Szef klubu parlamentarnego Prawa i Sprawiedliwości Mariusz Błaszczak bronił swojego partyjnego kolegi, Antoniego Macierewicza, w czasie wizyty w programie "Po Przecinku" w TVP Info. – Atakowanie go to język nienawiści i pogardy – ocenił polityk największej opozycyjnej partii.

REKLAMA
Zebrani w studiu - obok Błaszczaka także Rafał Grupiński z Platformy Obywatelskiej - komentowali ostatnie kontrowersyjne słowa zastępcy Jarosława Kaczyńskiego, wypowiedziane podczas pobytu za Oceanem.
Były wiceminister obrony wyraźnie sugerował wówczas, że Donald Tusk jest agentem Stasi, czyli brutalnej służby komunistycznej NRD. Wyjaśniał też, dlaczego Andrzej Duda nie opublikował aneksu do raportu o likwidacji WSI. Apelował o cierpliwość. – Proszę poczekać jeszcze trzy tygodnie – mówił.
W innym nagraniu z podróży w Stanach tłumaczył, że do decyzji prezydenta o publikacji aneksu potrzebna jest kontrasygnata premiera, a Ewa Kopacz takiej nie złoży.

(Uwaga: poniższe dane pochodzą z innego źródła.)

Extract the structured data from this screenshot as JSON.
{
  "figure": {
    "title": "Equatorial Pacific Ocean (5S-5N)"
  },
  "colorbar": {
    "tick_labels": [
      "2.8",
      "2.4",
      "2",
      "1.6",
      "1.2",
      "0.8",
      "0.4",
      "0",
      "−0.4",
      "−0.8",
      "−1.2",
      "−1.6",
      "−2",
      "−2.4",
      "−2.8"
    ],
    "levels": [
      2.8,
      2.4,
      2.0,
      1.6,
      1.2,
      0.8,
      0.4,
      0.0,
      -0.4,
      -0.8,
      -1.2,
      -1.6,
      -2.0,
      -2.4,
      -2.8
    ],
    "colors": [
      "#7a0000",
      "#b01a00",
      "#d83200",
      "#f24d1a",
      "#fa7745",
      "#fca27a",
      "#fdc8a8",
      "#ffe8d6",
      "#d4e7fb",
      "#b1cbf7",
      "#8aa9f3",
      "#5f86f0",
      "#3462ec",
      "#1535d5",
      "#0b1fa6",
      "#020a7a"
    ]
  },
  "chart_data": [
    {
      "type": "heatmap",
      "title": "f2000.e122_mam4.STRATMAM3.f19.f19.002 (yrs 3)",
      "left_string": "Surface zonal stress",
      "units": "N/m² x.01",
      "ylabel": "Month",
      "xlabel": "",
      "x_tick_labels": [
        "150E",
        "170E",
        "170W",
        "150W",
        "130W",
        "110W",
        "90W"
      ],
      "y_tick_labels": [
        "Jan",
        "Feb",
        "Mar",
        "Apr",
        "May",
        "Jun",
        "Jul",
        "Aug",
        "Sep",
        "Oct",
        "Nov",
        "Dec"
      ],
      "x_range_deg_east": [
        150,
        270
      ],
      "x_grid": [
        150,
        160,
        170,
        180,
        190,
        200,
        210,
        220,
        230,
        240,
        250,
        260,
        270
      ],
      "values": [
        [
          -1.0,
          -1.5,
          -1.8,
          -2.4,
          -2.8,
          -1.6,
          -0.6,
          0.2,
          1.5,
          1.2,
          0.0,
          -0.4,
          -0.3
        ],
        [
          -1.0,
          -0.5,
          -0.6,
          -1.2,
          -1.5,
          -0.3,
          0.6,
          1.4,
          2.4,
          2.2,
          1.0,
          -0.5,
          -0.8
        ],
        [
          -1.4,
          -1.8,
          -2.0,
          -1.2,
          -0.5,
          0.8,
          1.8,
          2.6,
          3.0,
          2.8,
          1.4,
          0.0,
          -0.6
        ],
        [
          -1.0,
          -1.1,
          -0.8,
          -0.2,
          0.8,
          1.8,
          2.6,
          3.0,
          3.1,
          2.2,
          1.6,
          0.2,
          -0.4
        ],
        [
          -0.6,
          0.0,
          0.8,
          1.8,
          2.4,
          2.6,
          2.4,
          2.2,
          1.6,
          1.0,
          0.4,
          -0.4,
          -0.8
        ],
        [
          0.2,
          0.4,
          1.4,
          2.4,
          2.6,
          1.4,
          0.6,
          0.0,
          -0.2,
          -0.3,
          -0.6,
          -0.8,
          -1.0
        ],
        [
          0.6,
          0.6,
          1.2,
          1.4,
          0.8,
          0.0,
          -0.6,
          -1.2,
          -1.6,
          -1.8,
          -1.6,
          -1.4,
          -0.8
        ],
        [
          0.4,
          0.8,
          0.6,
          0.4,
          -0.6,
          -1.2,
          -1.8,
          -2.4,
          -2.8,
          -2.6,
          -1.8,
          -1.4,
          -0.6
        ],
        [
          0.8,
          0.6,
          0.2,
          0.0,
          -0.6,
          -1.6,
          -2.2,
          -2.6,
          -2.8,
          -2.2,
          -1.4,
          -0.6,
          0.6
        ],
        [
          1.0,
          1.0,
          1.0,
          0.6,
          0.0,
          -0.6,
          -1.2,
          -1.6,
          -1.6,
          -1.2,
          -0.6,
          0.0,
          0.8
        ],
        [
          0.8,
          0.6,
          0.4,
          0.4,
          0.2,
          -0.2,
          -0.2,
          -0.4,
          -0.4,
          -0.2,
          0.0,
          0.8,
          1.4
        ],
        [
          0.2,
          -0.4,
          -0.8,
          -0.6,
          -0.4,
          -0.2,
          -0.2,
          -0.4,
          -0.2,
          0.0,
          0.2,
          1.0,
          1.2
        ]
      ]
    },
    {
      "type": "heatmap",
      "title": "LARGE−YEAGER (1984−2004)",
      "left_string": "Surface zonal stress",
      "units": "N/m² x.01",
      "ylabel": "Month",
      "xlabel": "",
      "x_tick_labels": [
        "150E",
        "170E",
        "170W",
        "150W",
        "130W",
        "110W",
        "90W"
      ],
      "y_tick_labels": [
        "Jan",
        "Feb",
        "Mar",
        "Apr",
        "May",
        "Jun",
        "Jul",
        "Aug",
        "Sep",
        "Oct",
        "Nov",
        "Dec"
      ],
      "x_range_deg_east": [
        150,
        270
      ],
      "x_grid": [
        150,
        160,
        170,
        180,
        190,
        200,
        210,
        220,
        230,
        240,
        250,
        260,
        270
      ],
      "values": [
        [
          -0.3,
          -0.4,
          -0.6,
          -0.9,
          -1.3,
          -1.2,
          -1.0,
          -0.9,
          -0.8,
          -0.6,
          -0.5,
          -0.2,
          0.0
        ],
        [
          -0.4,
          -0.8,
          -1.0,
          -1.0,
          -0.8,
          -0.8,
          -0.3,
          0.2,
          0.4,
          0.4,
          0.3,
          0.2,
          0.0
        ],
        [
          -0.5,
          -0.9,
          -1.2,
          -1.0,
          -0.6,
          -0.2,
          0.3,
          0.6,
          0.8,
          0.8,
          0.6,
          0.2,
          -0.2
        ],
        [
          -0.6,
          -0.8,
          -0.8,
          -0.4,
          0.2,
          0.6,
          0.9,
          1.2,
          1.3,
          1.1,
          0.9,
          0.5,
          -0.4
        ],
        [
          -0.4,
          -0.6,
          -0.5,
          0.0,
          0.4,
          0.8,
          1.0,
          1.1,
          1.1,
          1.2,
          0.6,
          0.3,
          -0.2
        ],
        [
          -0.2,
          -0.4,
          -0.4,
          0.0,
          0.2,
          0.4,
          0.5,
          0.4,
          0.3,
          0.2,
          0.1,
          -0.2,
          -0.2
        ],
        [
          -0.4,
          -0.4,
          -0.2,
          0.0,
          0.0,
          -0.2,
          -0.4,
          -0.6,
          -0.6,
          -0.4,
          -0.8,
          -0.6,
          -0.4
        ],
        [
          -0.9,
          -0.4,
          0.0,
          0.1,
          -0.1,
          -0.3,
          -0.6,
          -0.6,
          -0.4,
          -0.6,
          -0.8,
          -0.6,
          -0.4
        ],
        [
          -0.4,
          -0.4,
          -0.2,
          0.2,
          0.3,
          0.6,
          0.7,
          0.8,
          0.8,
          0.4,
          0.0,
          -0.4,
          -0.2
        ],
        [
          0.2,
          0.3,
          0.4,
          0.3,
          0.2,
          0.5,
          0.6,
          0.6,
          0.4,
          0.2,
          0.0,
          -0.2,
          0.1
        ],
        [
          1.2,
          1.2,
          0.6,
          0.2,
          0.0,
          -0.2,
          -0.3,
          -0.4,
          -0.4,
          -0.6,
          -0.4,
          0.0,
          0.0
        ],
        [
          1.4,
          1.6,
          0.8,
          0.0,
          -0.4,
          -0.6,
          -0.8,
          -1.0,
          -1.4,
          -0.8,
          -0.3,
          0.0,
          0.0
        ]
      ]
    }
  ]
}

Na spotkaniu w Chicago mówił też o katastrofie smoleńskiej, czy raczej "zamachu smoleńskim". Zapewniał, że lista odpowiedzialnych za to wydarzenie jest już w dużej części gotowa. Nie wykluczył też ekshumacji ofiar wypadku lotniczego.
– Beata Szydło powinna przeprosić za wypowiedzi Antoniego Macierewicza. Nie będę wypowiadał oceny zdrowia psychicznego wiceprezesa PiS – skomentował wypowiedzi Macierewicza Grupiński. Jego zdaniem, słowa wiceprezesa PiS to "rodzaj obsesji, obłędu, nekrofilii politycznej".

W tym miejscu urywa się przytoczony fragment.